It’s a growing problem. The nation’s emergency communication system is highly vulnerable to attacks. 911 communications can be disrupted or spoofed with ease.
Without financial reward, the volume of attacks against emergency communication is surprising. Motivations vary -- some do it for mischief, but it’s also used to disrupt businesses, and could conceivably be used to divert police away from a crime in progress. And there’s also been a huge rise in swatting.
Swatting
Swatting is the practice of calling the emergency services and reporting a serious crime involving firearms in the hope of getting a heavily armed SWAT (special weapons and tactics) team to a target’s house. Some just want to see a SWAT team in action; others carry out the deception as an intentionally harmful action against a victim. The deception has tremendous potential to result in an accidental fatality.
Swatting has been successfully carried on against journalists and celebrities. A 12-year-old boy successfully got SWAT teams dispatched to the houses of actor and tech investor Ashton Kutcher and pop star Justin Bieber.
Hiding From The System
In some cases, the limitations of communication systems allow malicious persons to go unnoticed. When calls are made to the emergency services the telecommunications provider routs them to the local 911 team, along with as much information as possible about where the call is located. With wired systems that’s limited to what subscriber information they have on file, but some mobile calls can also include GPS and all include data on which cell tower the caller is using.
Malicious callers can find ingenious ways to hide their location from authorities. In the case of the preteen swatter, the child used a text telephone (TTY) used by the disabled, to call in the false report. These terminals are transferred to an operator, who will forward the call to the emergency services and relay the information, thus circumventing much of the location and user information usually included in calls.

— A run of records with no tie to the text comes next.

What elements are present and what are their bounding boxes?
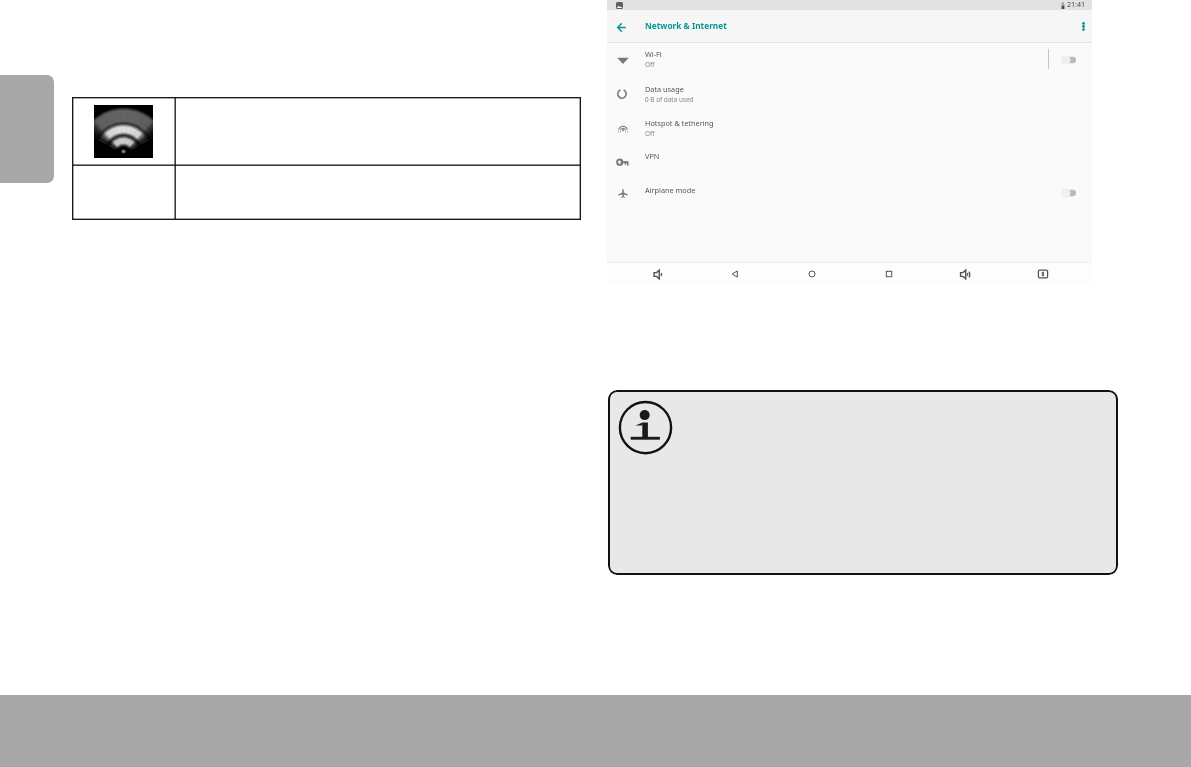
staticText: 21:41 — [1067, 0, 1085, 10]
staticText: Wi-Fi — [645, 49, 662, 59]
staticText: Airplane mode — [645, 185, 696, 195]
staticText: VPN — [645, 151, 660, 161]
staticText: Hotspot & tethering — [645, 118, 714, 128]
button[interactable]: Wi-Fi switch — [1059, 53, 1085, 67]
button[interactable]: Wi-Fi — [607, 48, 1092, 81]
staticText: 0 B of data used — [645, 95, 694, 104]
staticText: Data usage — [645, 84, 684, 94]
button[interactable]: Recents — [870, 263, 908, 285]
button[interactable]: Back — [608, 14, 634, 40]
staticText: Off — [645, 129, 655, 138]
button[interactable]: Hotspot & tethering — [607, 117, 1092, 150]
button[interactable]: Volume down — [639, 263, 677, 285]
button[interactable]: More options — [1073, 13, 1093, 40]
button[interactable]: Data usage — [607, 83, 1092, 116]
button[interactable]: Volume up — [946, 263, 984, 285]
button[interactable]: Screenshot — [1024, 263, 1062, 285]
button[interactable]: Home — [793, 263, 831, 285]
button[interactable]: Airplane mode switch — [1059, 186, 1085, 200]
button[interactable]: Back — [716, 263, 754, 285]
staticText: Network & Internet — [645, 20, 727, 31]
button[interactable]: Airplane mode — [607, 179, 1092, 212]
button[interactable]: VPN — [607, 145, 1092, 178]
staticText: Off — [645, 60, 655, 69]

The emergency call centers themselves can contribute to the problem. These used to be airgapped from a hospital’s administrative systems but increasingly they are merged to save on money and network maintenance and are therefore much more susceptible to a denial of service attack against the telephone or computer systems.
Hard To Fix
Increased ability to indentify caller location could help law enforcement track down and apprehend malicious callers. Evolving a common security testing structure for phones and networks would help protect against attacks, as would producing another step into the call process – asking callers to press a number for language preference. While it would help safeguard emergency communication it would also slow it down. When seconds can make the difference between life and death, this lag becomes an impediment to public safety.
The best fix is also the hardest to make. The more advanced a system is, the harder it is to disrupt or attack. With tight budgets, most local authorities are not in a position to make the upgrades, especially in the relatively remote chance their systems would be targeted.